The Extract Document Text Block in Leapwork enables users to extract text from images and scanned PDFs using Optical Character Recognition (OCR) technology. This functionality is essential for automating validation processes and ensuring that text-based information is correctly processed within workflows.

Example: A user uploads a scanned contract in PDF format and extracts the text automatically for validation in an approval workflow.

Note: This feature is available starting from Release 2025.1.XXX.

When fully expanded, the Get Document Information block displays the following properties:

The Block Header ("Extract Document Text")

The green input connector in the header is used to trigger the block to start executing.
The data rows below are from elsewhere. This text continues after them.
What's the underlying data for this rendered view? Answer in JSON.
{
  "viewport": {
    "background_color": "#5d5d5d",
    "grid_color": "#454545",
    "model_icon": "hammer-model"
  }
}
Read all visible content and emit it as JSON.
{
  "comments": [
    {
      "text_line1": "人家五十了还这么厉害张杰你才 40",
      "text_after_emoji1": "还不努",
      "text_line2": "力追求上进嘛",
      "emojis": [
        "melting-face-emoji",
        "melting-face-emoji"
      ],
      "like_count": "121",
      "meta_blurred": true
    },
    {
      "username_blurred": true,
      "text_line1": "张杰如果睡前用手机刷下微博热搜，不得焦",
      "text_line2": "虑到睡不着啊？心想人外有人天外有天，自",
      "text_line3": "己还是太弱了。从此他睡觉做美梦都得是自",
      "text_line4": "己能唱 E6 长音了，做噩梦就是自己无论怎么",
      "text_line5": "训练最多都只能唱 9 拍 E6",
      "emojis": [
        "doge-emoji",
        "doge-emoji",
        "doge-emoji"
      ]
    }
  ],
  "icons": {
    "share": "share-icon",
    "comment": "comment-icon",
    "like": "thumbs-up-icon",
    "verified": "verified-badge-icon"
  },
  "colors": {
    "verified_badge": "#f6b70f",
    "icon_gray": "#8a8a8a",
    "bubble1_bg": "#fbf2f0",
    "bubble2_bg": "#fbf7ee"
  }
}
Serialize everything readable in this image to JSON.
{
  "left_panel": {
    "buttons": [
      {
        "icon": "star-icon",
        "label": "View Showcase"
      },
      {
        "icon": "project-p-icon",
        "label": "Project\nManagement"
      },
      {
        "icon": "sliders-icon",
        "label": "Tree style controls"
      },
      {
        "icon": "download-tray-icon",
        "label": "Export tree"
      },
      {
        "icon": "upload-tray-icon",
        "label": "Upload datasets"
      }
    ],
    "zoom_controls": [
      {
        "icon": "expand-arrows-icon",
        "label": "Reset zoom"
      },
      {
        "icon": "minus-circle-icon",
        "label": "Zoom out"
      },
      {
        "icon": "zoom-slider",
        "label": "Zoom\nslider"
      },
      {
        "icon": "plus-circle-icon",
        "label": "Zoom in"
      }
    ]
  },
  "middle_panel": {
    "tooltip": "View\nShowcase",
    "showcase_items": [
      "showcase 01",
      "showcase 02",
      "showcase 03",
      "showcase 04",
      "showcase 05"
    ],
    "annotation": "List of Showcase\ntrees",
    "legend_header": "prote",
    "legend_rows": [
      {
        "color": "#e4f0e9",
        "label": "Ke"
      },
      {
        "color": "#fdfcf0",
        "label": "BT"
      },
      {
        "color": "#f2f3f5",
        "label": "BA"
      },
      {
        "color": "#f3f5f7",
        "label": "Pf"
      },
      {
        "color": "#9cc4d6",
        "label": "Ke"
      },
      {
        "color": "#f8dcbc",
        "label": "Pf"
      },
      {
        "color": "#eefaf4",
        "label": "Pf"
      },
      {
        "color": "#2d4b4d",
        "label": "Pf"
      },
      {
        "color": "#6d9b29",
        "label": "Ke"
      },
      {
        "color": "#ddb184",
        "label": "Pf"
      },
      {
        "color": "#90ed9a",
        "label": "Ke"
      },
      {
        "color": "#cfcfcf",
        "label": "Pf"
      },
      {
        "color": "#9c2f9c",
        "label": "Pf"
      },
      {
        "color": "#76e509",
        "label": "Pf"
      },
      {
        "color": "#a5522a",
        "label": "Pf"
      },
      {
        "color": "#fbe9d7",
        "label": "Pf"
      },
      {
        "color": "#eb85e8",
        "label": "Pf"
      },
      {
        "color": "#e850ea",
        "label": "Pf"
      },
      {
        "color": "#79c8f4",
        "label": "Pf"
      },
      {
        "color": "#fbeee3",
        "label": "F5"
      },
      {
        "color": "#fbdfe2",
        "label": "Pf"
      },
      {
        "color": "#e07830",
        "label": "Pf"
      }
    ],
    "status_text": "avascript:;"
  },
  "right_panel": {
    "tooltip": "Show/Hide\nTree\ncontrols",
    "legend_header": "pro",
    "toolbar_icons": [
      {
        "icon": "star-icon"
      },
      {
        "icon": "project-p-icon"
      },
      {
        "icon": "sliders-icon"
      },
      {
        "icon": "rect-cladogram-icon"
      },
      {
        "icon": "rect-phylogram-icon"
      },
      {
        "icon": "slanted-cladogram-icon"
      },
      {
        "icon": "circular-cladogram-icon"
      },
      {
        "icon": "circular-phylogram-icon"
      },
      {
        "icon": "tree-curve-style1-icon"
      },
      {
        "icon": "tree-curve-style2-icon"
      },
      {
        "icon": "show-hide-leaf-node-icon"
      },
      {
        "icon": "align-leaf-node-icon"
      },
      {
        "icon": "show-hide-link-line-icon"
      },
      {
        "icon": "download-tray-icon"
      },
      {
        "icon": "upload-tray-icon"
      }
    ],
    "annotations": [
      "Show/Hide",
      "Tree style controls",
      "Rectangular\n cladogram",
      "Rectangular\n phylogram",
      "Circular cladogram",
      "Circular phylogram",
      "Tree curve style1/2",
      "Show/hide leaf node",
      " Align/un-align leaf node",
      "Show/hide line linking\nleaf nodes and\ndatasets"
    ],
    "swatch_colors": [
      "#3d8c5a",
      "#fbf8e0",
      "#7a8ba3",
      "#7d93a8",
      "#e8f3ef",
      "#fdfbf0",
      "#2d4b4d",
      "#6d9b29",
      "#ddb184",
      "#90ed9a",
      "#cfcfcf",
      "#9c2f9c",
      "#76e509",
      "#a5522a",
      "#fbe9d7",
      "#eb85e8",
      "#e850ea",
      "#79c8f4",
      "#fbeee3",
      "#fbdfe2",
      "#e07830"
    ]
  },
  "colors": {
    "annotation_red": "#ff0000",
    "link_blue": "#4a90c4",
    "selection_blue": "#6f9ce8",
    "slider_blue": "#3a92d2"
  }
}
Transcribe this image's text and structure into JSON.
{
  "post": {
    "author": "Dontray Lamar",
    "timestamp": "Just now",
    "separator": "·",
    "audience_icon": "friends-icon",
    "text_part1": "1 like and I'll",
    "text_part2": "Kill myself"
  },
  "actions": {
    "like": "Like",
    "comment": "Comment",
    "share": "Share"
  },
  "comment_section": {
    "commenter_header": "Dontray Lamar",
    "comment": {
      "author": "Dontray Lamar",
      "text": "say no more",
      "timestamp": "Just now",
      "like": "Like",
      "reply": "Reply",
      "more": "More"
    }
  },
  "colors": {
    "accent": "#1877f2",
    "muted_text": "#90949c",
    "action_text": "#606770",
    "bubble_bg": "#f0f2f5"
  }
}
The green output connector in the header triggers when the file type has been successfully converted to text.

The title of the block “Extract Document Text” can be changed by double-clicking on it and typing in a new title.


Users must select a supported file type when importing a document.

Source Type

Once you drag the file into the block, the block will automatically recognize the file type. A user can choose any of the below options as a source type:

  • Data File: File for upload will be saved inside of Leapwork.
  • Local Path: File for upload will be referred to from a specified path.

Select the file to extract the text

This field allows users to upload a file. By selecting "Import New File", a window will open to upload the document.

Extracted Text

This parameter returns the text recognized within the image or document. If the PDF contains multiple pages, the text is extracted from all pages and combined in order.

Example:
A scanned PDF containing the text "Contract Agreement 2024" will return:

Extracted Text: Contract Agreement 2024

Failed

If the Extract Document Text Block fails to extract text, the failure connector is triggered. Possible reasons for failure:

  • Unreadable or low-quality scanned text.
  • Unsupported file format.
  • Password-protected or encrypted PDF.
  • A corrupted PDF file.

When triggered, this connector can be used to handle failure scenarios within the automation flow.

Default Timeout

If the Default Timeout property checkbox is not selected, then the timeout value is 10 seconds. If the Default Timeout property checkbox is selected, then the Default Timeout value selected in the flow settings will be applicable.

Timeout

The maximum time spent converting the file type before giving up and triggering the Failed connector.

Note: All cases have a global timeout that can be configured in the Settings panel. This is unrelated to the timeout of a single building block. However, a running case will automatically be cancelled if it runs for longer than the global timeout.

 

Created 2025.02.12